Date: February 12, 2024

Speaker: Pablo Soberon (CUNY)

Title: Envy-free distributions in high dimensions 

Abstract: In fair partition results, we aim to distribute resources among several competing players.  One family of problems, known as mass partition problems, studies scenarios where we can guarantee that every player agrees that the value of each part is the same.  Another type of results are envy-free partitions, in which each player agrees that they received the best part according to their subjective preferences.  Envy-free partitions are well studied in dimension 1, and often allow us to satisfy more players than those in mass partition results.  In this talk, we discuss common generalizations to both types of results.  We focus on partitions in R^2 with few lines, and partitions in R^d into convex parts. 

Date: February 5, 2024

Speaker: Peter Winkler (Dartmouth)

Title: Sets that Support a Joint Distribution 

Abstract: Given a closed set on the plane and two probability distributions on the real line, when are there random variables with the given distributions whose joint distribution is supported by the given set?

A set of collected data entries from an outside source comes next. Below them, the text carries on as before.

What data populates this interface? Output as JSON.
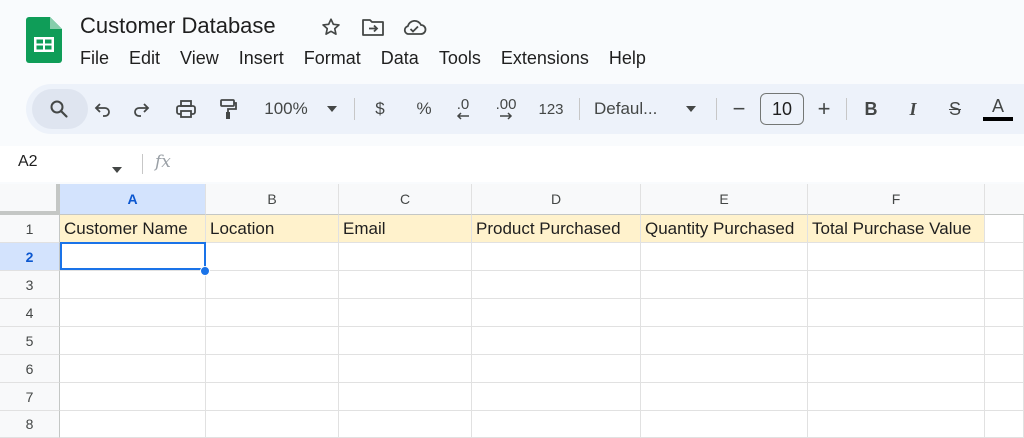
{
  "app": {
    "title": "Customer Database"
  },
  "menu": [
    "File",
    "Edit",
    "View",
    "Insert",
    "Format",
    "Data",
    "Tools",
    "Extensions",
    "Help"
  ],
  "toolbar": {
    "zoom": "100%",
    "currency": "$",
    "percent": "%",
    "decrease_decimal": ".0",
    "increase_decimal": ".00",
    "number_format": "123",
    "font": "Defaul...",
    "font_size": "10",
    "minus": "−",
    "plus": "+",
    "bold": "B",
    "italic": "I",
    "strike": "S",
    "text_color": "A"
  },
  "formula_bar": {
    "cell_ref": "A2",
    "fx": "fx",
    "value": ""
  },
  "grid": {
    "columns": [
      "A",
      "B",
      "C",
      "D",
      "E",
      "F"
    ],
    "rows": [
      "1",
      "2",
      "3",
      "4",
      "5",
      "6",
      "7",
      "8"
    ],
    "selected_cell": "A2",
    "header_row": [
      "Customer Name",
      "Location",
      "Email",
      "Product Purchased",
      "Quantity Purchased",
      "Total Purchase Value"
    ]
  },
  "colors": {
    "accent": "#1a73e8",
    "header_fill": "#fff2cc",
    "selected_header": "#d3e3fd",
    "logo_green": "#0f9d58"
  }
}
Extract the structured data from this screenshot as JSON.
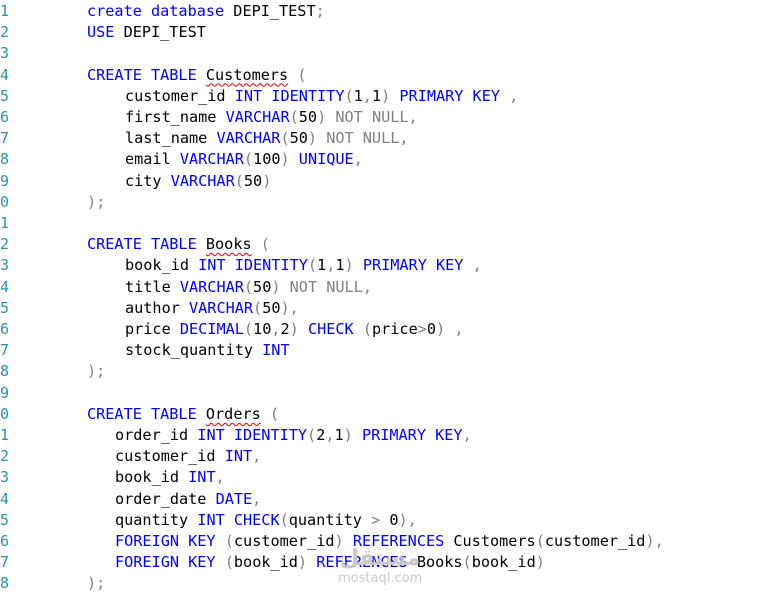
{
  "colors": {
    "keyword": "#0000ff",
    "gray": "#808080",
    "text": "#000000",
    "line_number": "#2b91af",
    "squiggle": "#e00000"
  },
  "line_numbers": [
    "1",
    "2",
    "3",
    "4",
    "5",
    "6",
    "7",
    "8",
    "9",
    "0",
    "1",
    "2",
    "3",
    "4",
    "5",
    "6",
    "7",
    "8",
    "9",
    "0",
    "1",
    "2",
    "3",
    "4",
    "5",
    "6",
    "7",
    "8"
  ],
  "lines": [
    {
      "indent": 87,
      "tokens": [
        {
          "t": "create database",
          "c": "kw"
        },
        {
          "t": " DEPI_TEST"
        },
        {
          "t": ";",
          "c": "gr"
        }
      ]
    },
    {
      "indent": 87,
      "tokens": [
        {
          "t": "USE",
          "c": "kw"
        },
        {
          "t": " DEPI_TEST"
        }
      ]
    },
    {
      "indent": 87,
      "tokens": []
    },
    {
      "indent": 87,
      "tokens": [
        {
          "t": "CREATE TABLE",
          "c": "kw"
        },
        {
          "t": " "
        },
        {
          "t": "Customers",
          "c": "sq"
        },
        {
          "t": " "
        },
        {
          "t": "(",
          "c": "gr"
        }
      ]
    },
    {
      "indent": 125,
      "tokens": [
        {
          "t": "customer_id "
        },
        {
          "t": "INT IDENTITY",
          "c": "kw"
        },
        {
          "t": "(",
          "c": "gr"
        },
        {
          "t": "1"
        },
        {
          "t": ",",
          "c": "gr"
        },
        {
          "t": "1"
        },
        {
          "t": ")",
          "c": "gr"
        },
        {
          "t": " "
        },
        {
          "t": "PRIMARY KEY",
          "c": "kw"
        },
        {
          "t": " "
        },
        {
          "t": ",",
          "c": "gr"
        }
      ]
    },
    {
      "indent": 125,
      "tokens": [
        {
          "t": "first_name "
        },
        {
          "t": "VARCHAR",
          "c": "kw"
        },
        {
          "t": "(",
          "c": "gr"
        },
        {
          "t": "50"
        },
        {
          "t": ")",
          "c": "gr"
        },
        {
          "t": " "
        },
        {
          "t": "NOT NULL",
          "c": "gr"
        },
        {
          "t": ",",
          "c": "gr"
        }
      ]
    },
    {
      "indent": 125,
      "tokens": [
        {
          "t": "last_name "
        },
        {
          "t": "VARCHAR",
          "c": "kw"
        },
        {
          "t": "(",
          "c": "gr"
        },
        {
          "t": "50"
        },
        {
          "t": ")",
          "c": "gr"
        },
        {
          "t": " "
        },
        {
          "t": "NOT NULL",
          "c": "gr"
        },
        {
          "t": ",",
          "c": "gr"
        }
      ]
    },
    {
      "indent": 125,
      "tokens": [
        {
          "t": "email "
        },
        {
          "t": "VARCHAR",
          "c": "kw"
        },
        {
          "t": "(",
          "c": "gr"
        },
        {
          "t": "100"
        },
        {
          "t": ")",
          "c": "gr"
        },
        {
          "t": " "
        },
        {
          "t": "UNIQUE",
          "c": "kw"
        },
        {
          "t": ",",
          "c": "gr"
        }
      ]
    },
    {
      "indent": 125,
      "tokens": [
        {
          "t": "city "
        },
        {
          "t": "VARCHAR",
          "c": "kw"
        },
        {
          "t": "(",
          "c": "gr"
        },
        {
          "t": "50"
        },
        {
          "t": ")",
          "c": "gr"
        }
      ]
    },
    {
      "indent": 87,
      "tokens": [
        {
          "t": ");",
          "c": "gr"
        }
      ]
    },
    {
      "indent": 87,
      "tokens": []
    },
    {
      "indent": 87,
      "tokens": [
        {
          "t": "CREATE TABLE",
          "c": "kw"
        },
        {
          "t": " "
        },
        {
          "t": "Books",
          "c": "sq"
        },
        {
          "t": " "
        },
        {
          "t": "(",
          "c": "gr"
        }
      ]
    },
    {
      "indent": 125,
      "tokens": [
        {
          "t": "book_id "
        },
        {
          "t": "INT IDENTITY",
          "c": "kw"
        },
        {
          "t": "(",
          "c": "gr"
        },
        {
          "t": "1"
        },
        {
          "t": ",",
          "c": "gr"
        },
        {
          "t": "1"
        },
        {
          "t": ")",
          "c": "gr"
        },
        {
          "t": " "
        },
        {
          "t": "PRIMARY KEY",
          "c": "kw"
        },
        {
          "t": " "
        },
        {
          "t": ",",
          "c": "gr"
        }
      ]
    },
    {
      "indent": 125,
      "tokens": [
        {
          "t": "title "
        },
        {
          "t": "VARCHAR",
          "c": "kw"
        },
        {
          "t": "(",
          "c": "gr"
        },
        {
          "t": "50"
        },
        {
          "t": ")",
          "c": "gr"
        },
        {
          "t": " "
        },
        {
          "t": "NOT NULL",
          "c": "gr"
        },
        {
          "t": ",",
          "c": "gr"
        }
      ]
    },
    {
      "indent": 125,
      "tokens": [
        {
          "t": "author "
        },
        {
          "t": "VARCHAR",
          "c": "kw"
        },
        {
          "t": "(",
          "c": "gr"
        },
        {
          "t": "50"
        },
        {
          "t": "),",
          "c": "gr"
        }
      ]
    },
    {
      "indent": 125,
      "tokens": [
        {
          "t": "price "
        },
        {
          "t": "DECIMAL",
          "c": "kw"
        },
        {
          "t": "(",
          "c": "gr"
        },
        {
          "t": "10"
        },
        {
          "t": ",",
          "c": "gr"
        },
        {
          "t": "2"
        },
        {
          "t": ")",
          "c": "gr"
        },
        {
          "t": " "
        },
        {
          "t": "CHECK",
          "c": "kw"
        },
        {
          "t": " "
        },
        {
          "t": "(",
          "c": "gr"
        },
        {
          "t": "price"
        },
        {
          "t": ">",
          "c": "gr"
        },
        {
          "t": "0"
        },
        {
          "t": ")",
          "c": "gr"
        },
        {
          "t": " "
        },
        {
          "t": ",",
          "c": "gr"
        }
      ]
    },
    {
      "indent": 125,
      "tokens": [
        {
          "t": "stock_quantity "
        },
        {
          "t": "INT",
          "c": "kw"
        }
      ]
    },
    {
      "indent": 87,
      "tokens": [
        {
          "t": ");",
          "c": "gr"
        }
      ]
    },
    {
      "indent": 87,
      "tokens": []
    },
    {
      "indent": 87,
      "tokens": [
        {
          "t": "CREATE TABLE",
          "c": "kw"
        },
        {
          "t": " "
        },
        {
          "t": "Orders",
          "c": "sq"
        },
        {
          "t": " "
        },
        {
          "t": "(",
          "c": "gr"
        }
      ]
    },
    {
      "indent": 115,
      "tokens": [
        {
          "t": "order_id "
        },
        {
          "t": "INT IDENTITY",
          "c": "kw"
        },
        {
          "t": "(",
          "c": "gr"
        },
        {
          "t": "2"
        },
        {
          "t": ",",
          "c": "gr"
        },
        {
          "t": "1"
        },
        {
          "t": ")",
          "c": "gr"
        },
        {
          "t": " "
        },
        {
          "t": "PRIMARY KEY",
          "c": "kw"
        },
        {
          "t": ",",
          "c": "gr"
        }
      ]
    },
    {
      "indent": 115,
      "tokens": [
        {
          "t": "customer_id "
        },
        {
          "t": "INT",
          "c": "kw"
        },
        {
          "t": ",",
          "c": "gr"
        }
      ]
    },
    {
      "indent": 115,
      "tokens": [
        {
          "t": "book_id "
        },
        {
          "t": "INT",
          "c": "kw"
        },
        {
          "t": ",",
          "c": "gr"
        }
      ]
    },
    {
      "indent": 115,
      "tokens": [
        {
          "t": "order_date "
        },
        {
          "t": "DATE",
          "c": "kw"
        },
        {
          "t": ",",
          "c": "gr"
        }
      ]
    },
    {
      "indent": 115,
      "tokens": [
        {
          "t": "quantity "
        },
        {
          "t": "INT CHECK",
          "c": "kw"
        },
        {
          "t": "(",
          "c": "gr"
        },
        {
          "t": "quantity "
        },
        {
          "t": ">",
          "c": "gr"
        },
        {
          "t": " 0"
        },
        {
          "t": "),",
          "c": "gr"
        }
      ]
    },
    {
      "indent": 115,
      "tokens": [
        {
          "t": "FOREIGN KEY",
          "c": "kw"
        },
        {
          "t": " "
        },
        {
          "t": "(",
          "c": "gr"
        },
        {
          "t": "customer_id"
        },
        {
          "t": ")",
          "c": "gr"
        },
        {
          "t": " "
        },
        {
          "t": "REFERENCES",
          "c": "kw"
        },
        {
          "t": " Customers"
        },
        {
          "t": "(",
          "c": "gr"
        },
        {
          "t": "customer_id"
        },
        {
          "t": "),",
          "c": "gr"
        }
      ]
    },
    {
      "indent": 115,
      "tokens": [
        {
          "t": "FOREIGN KEY",
          "c": "kw"
        },
        {
          "t": " "
        },
        {
          "t": "(",
          "c": "gr"
        },
        {
          "t": "book_id"
        },
        {
          "t": ")",
          "c": "gr"
        },
        {
          "t": " "
        },
        {
          "t": "REFERENCES",
          "c": "kw"
        },
        {
          "t": " Books"
        },
        {
          "t": "(",
          "c": "gr"
        },
        {
          "t": "book_id"
        },
        {
          "t": ")",
          "c": "gr"
        }
      ]
    },
    {
      "indent": 87,
      "tokens": [
        {
          "t": ");",
          "c": "gr"
        }
      ]
    }
  ],
  "watermark": {
    "logo": "مستقل",
    "text": "mostaql.com"
  }
}
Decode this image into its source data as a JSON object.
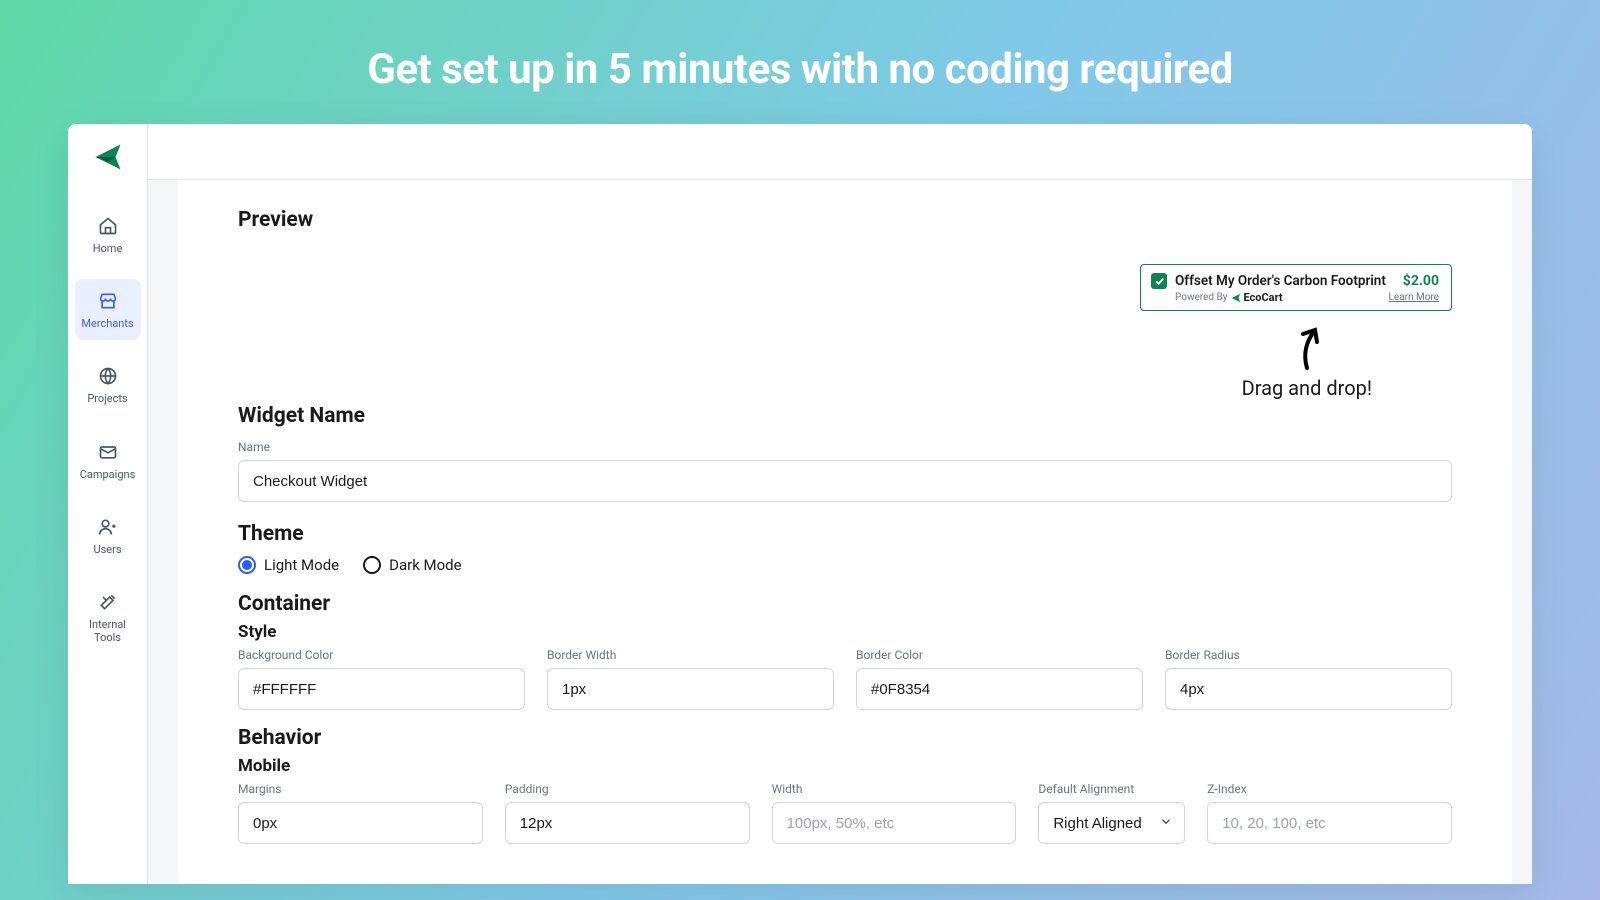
{
  "hero": {
    "title": "Get set up in 5 minutes with no coding required"
  },
  "sidebar": {
    "items": [
      {
        "label": "Home"
      },
      {
        "label": "Merchants"
      },
      {
        "label": "Projects"
      },
      {
        "label": "Campaigns"
      },
      {
        "label": "Users"
      },
      {
        "label": "Internal Tools"
      }
    ]
  },
  "content": {
    "preview_heading": "Preview",
    "widget": {
      "text": "Offset My Order's Carbon Footprint",
      "price": "$2.00",
      "powered_by": "Powered By",
      "brand": "EcoCart",
      "learn_more": "Learn More"
    },
    "drag_hint": "Drag and drop!",
    "widget_name": {
      "heading": "Widget Name",
      "label": "Name",
      "value": "Checkout Widget"
    },
    "theme": {
      "heading": "Theme",
      "light": "Light Mode",
      "dark": "Dark Mode"
    },
    "container": {
      "heading": "Container",
      "style_heading": "Style",
      "bg_color": {
        "label": "Background Color",
        "value": "#FFFFFF"
      },
      "border_width": {
        "label": "Border Width",
        "value": "1px"
      },
      "border_color": {
        "label": "Border Color",
        "value": "#0F8354"
      },
      "border_radius": {
        "label": "Border Radius",
        "value": "4px"
      }
    },
    "behavior": {
      "heading": "Behavior",
      "mobile_heading": "Mobile",
      "margins": {
        "label": "Margins",
        "value": "0px"
      },
      "padding": {
        "label": "Padding",
        "value": "12px"
      },
      "width": {
        "label": "Width",
        "placeholder": "100px, 50%, etc"
      },
      "alignment": {
        "label": "Default Alignment",
        "value": "Right Aligned"
      },
      "zindex": {
        "label": "Z-Index",
        "placeholder": "10, 20, 100, etc"
      }
    }
  }
}
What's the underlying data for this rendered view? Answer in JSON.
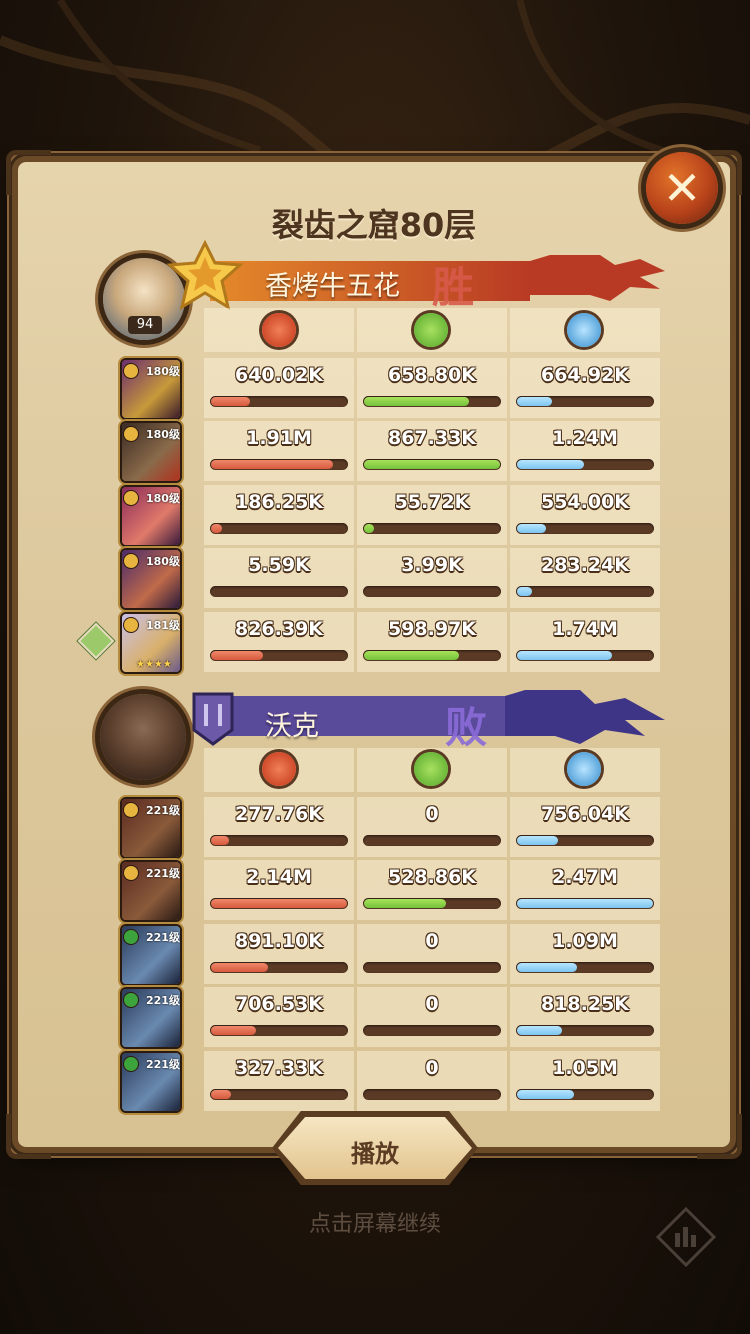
{
  "header": {
    "title": "裂齿之窟80层",
    "close_icon": "close-icon"
  },
  "columns": {
    "icons": [
      "damage-icon",
      "heal-icon",
      "shield-icon"
    ],
    "colors": {
      "damage": "#e06044",
      "heal": "#7cc640",
      "tank": "#8acbf2"
    }
  },
  "team_win": {
    "name": "香烤牛五花",
    "result": "胜",
    "player_level": "94",
    "heroes": [
      {
        "level": "180级",
        "dmg": "640.02K",
        "heal": "658.80K",
        "tank": "664.92K",
        "dmg_pct": 0.29,
        "heal_pct": 0.77,
        "tank_pct": 0.26
      },
      {
        "level": "180级",
        "dmg": "1.91M",
        "heal": "867.33K",
        "tank": "1.24M",
        "dmg_pct": 0.9,
        "heal_pct": 1.0,
        "tank_pct": 0.49
      },
      {
        "level": "180级",
        "dmg": "186.25K",
        "heal": "55.72K",
        "tank": "554.00K",
        "dmg_pct": 0.08,
        "heal_pct": 0.07,
        "tank_pct": 0.21
      },
      {
        "level": "180级",
        "dmg": "5.59K",
        "heal": "3.99K",
        "tank": "283.24K",
        "dmg_pct": 0.0,
        "heal_pct": 0.0,
        "tank_pct": 0.11
      },
      {
        "level": "181级",
        "dmg": "826.39K",
        "heal": "598.97K",
        "tank": "1.74M",
        "dmg_pct": 0.38,
        "heal_pct": 0.7,
        "tank_pct": 0.7,
        "stars": "★★★★"
      }
    ]
  },
  "team_lose": {
    "name": "沃克",
    "result": "败",
    "heroes": [
      {
        "level": "221级",
        "dmg": "277.76K",
        "heal": "0",
        "tank": "756.04K",
        "dmg_pct": 0.13,
        "heal_pct": 0,
        "tank_pct": 0.3
      },
      {
        "level": "221级",
        "dmg": "2.14M",
        "heal": "528.86K",
        "tank": "2.47M",
        "dmg_pct": 1.0,
        "heal_pct": 0.6,
        "tank_pct": 1.0
      },
      {
        "level": "221级",
        "dmg": "891.10K",
        "heal": "0",
        "tank": "1.09M",
        "dmg_pct": 0.42,
        "heal_pct": 0,
        "tank_pct": 0.44
      },
      {
        "level": "221级",
        "dmg": "706.53K",
        "heal": "0",
        "tank": "818.25K",
        "dmg_pct": 0.33,
        "heal_pct": 0,
        "tank_pct": 0.33
      },
      {
        "level": "221级",
        "dmg": "327.33K",
        "heal": "0",
        "tank": "1.05M",
        "dmg_pct": 0.15,
        "heal_pct": 0,
        "tank_pct": 0.42
      }
    ]
  },
  "footer": {
    "play_label": "播放",
    "hint": "点击屏幕继续",
    "stats_icon": "bar-chart-icon"
  }
}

We consider both discrete and continuous distributions; in the latter case, the problem is equivalent to asking which sets in the unit square can support a permuton, i.e., a Borel distribution on the unit square with uniform marginals.


Joint work with Chris Coscia and Martin Tassy.

Date: January 29, 2024

Speaker: Ron Peled (Tel Aviv/IAS)

Title: Minimal cuts in the Z^D lattice with random capacities 

Abstract: Endow the edges of the Z^D lattice with independent and identically distributed random capacities (e.g., uniformly distributed on [a,b] for some b>a>0). We wish to study the minimal cuts in the resulting network. Our focus is on the following setup: Consider the cube {-L,..., L}^D and the minimal cut separating the "upper" and "lower" halves of the boundary of the cube. How flat is this cut?

It is believed that the minimal cut is (power-law) rough in dimensions D=2,3 and flat in dimensions D>=6, and that it undergoes a roughening phase transition in dimension D=4 as the capacity distribution becomes more spread out. The case of dimension D=5 is more subtle. We discuss these predictions as well as rigorous results, and further mention rigorous results on related models of minimal surfaces in random environment.

The above combinatorial problem is further motivated by relations with first-passage percolation and disordered statistical physics models.

 

Based on joint works with Michal Bassan and Shoni Gilboa and with Barbara Dembin, Dor Elboim and Daniel Hadas.